(BUSINESS) when a
corporate raider attempts to take control of a corporation against the will of the management. Takeover requires a
leveraged buyout typically financed with junk bonds.
HOW IT WORKS
The corporate raider requires a
takeover vehicle to launch a hostile takeover. The takeover vehicle is usually another corporation controlled by the raider, although in recent years ESOPs have been used (e.g.,
Tribune Corp., 2007). The vehicle buys up a lot of shares of the target company's stock on the market, then announces it wants to acquire a controlling interest.
Management opposes the takeover bid. It can (a) challenge the legality of the takeover, (b) adopt a charter that makes it hard for the takeover vehicle to run the company it's proposing to buy (a
poison pill), (c) seek another buyer that is more favorable (a white knight), or (d) borrow a ton of money and buy so many shares that the stock price goes up.
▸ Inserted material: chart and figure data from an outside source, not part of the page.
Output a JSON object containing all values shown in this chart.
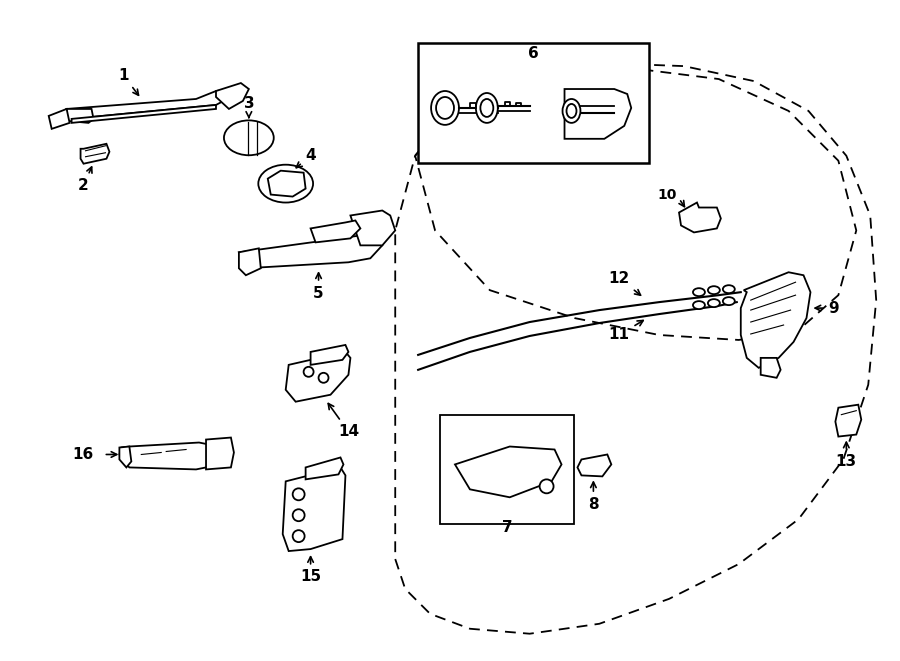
{
  "background_color": "#ffffff",
  "line_color": "#000000",
  "figure_width": 9.0,
  "figure_height": 6.61,
  "dpi": 100,
  "parts": {
    "door_outer": {
      "style": "dashed"
    },
    "door_inner": {
      "style": "dashed"
    }
  }
}
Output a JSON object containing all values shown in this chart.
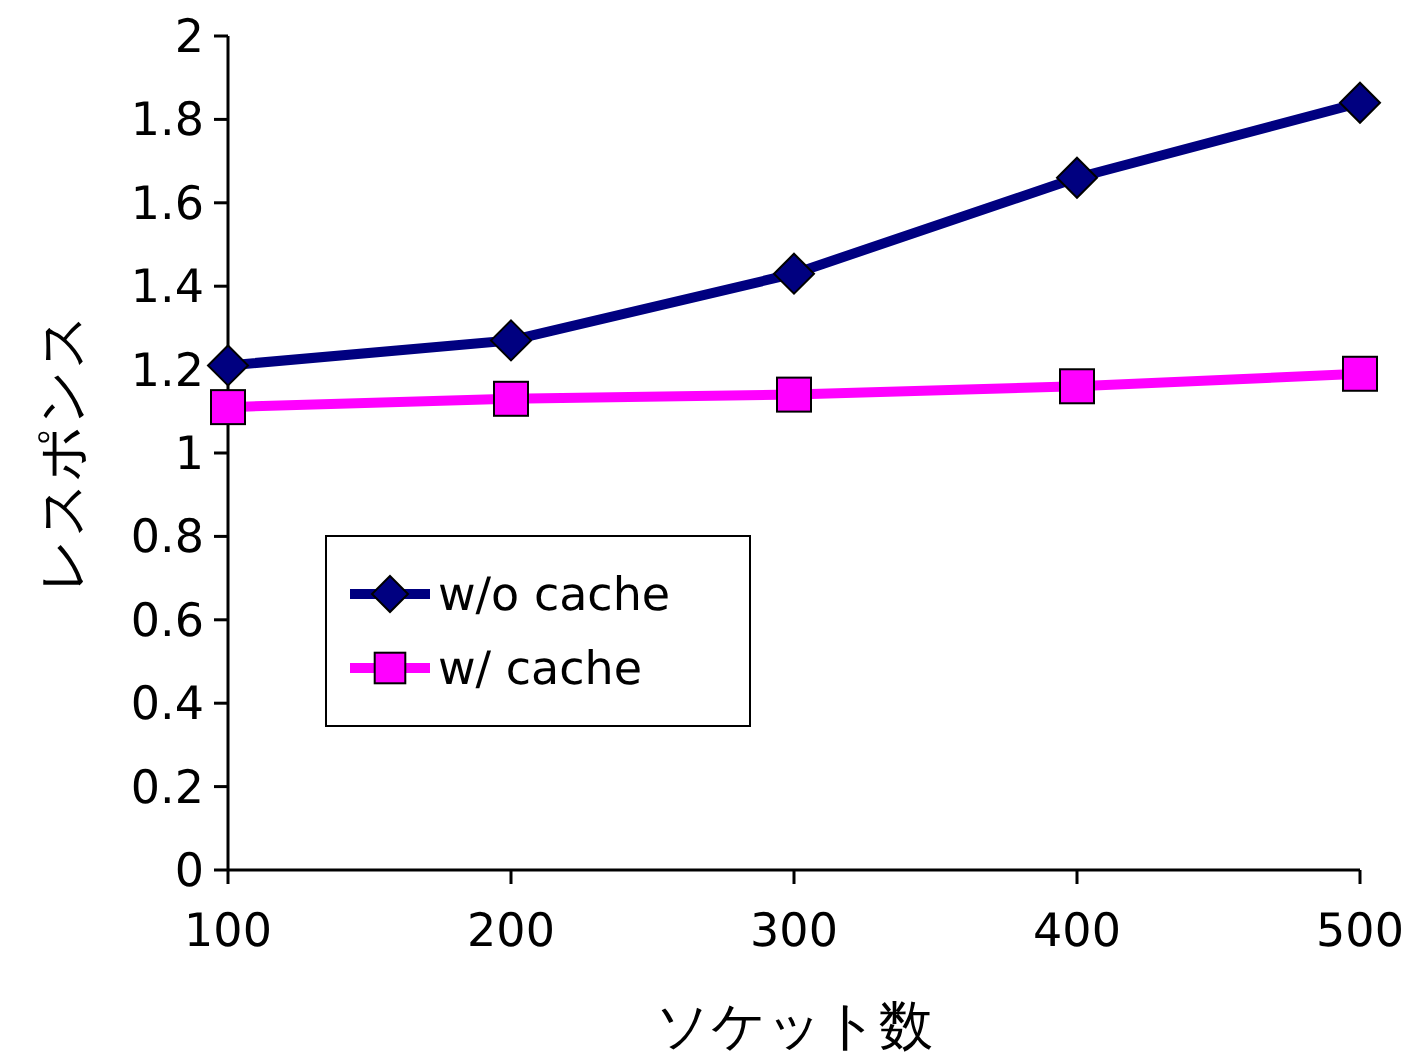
{
  "chart_data": {
    "type": "line",
    "xlabel": "ソケット数",
    "ylabel": "レスポンス",
    "x": [
      100,
      200,
      300,
      400,
      500
    ],
    "series": [
      {
        "name": "w/o cache",
        "color": "#000080",
        "marker": "diamond",
        "values": [
          1.21,
          1.27,
          1.43,
          1.66,
          1.84
        ]
      },
      {
        "name": "w/ cache",
        "color": "#ff00ff",
        "marker": "square",
        "values": [
          1.11,
          1.13,
          1.14,
          1.16,
          1.19
        ]
      }
    ],
    "xlim": [
      100,
      500
    ],
    "xticks": [
      100,
      200,
      300,
      400,
      500
    ],
    "ylim": [
      0,
      2
    ],
    "yticks": [
      0,
      {
        "value": 0.2,
        "label": "0.2"
      },
      {
        "value": 0.4,
        "label": "0.4"
      },
      {
        "value": 0.6,
        "label": "0.6"
      },
      {
        "value": 0.8,
        "label": "0.8"
      },
      1,
      {
        "value": 1.2,
        "label": "1.2"
      },
      {
        "value": 1.4,
        "label": "1.4"
      },
      {
        "value": 1.6,
        "label": "1.6"
      },
      {
        "value": 1.8,
        "label": "1.8"
      },
      2
    ],
    "grid": false,
    "legend": "center left",
    "line_style": "solid"
  }
}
The raider makes a tender offer for the shares he doesn't own. At a certain point, he may acquire sufficient control that he can legally challenge the target's management to step down.
WHAT CAN GO WRONG
The management can use (a) or (b) successfully, or it can use (e), viz., launch a hostile takeover bid of the target vehicle. The raider can lose of lot of money if a lot of shareholders have accepted his tender offer.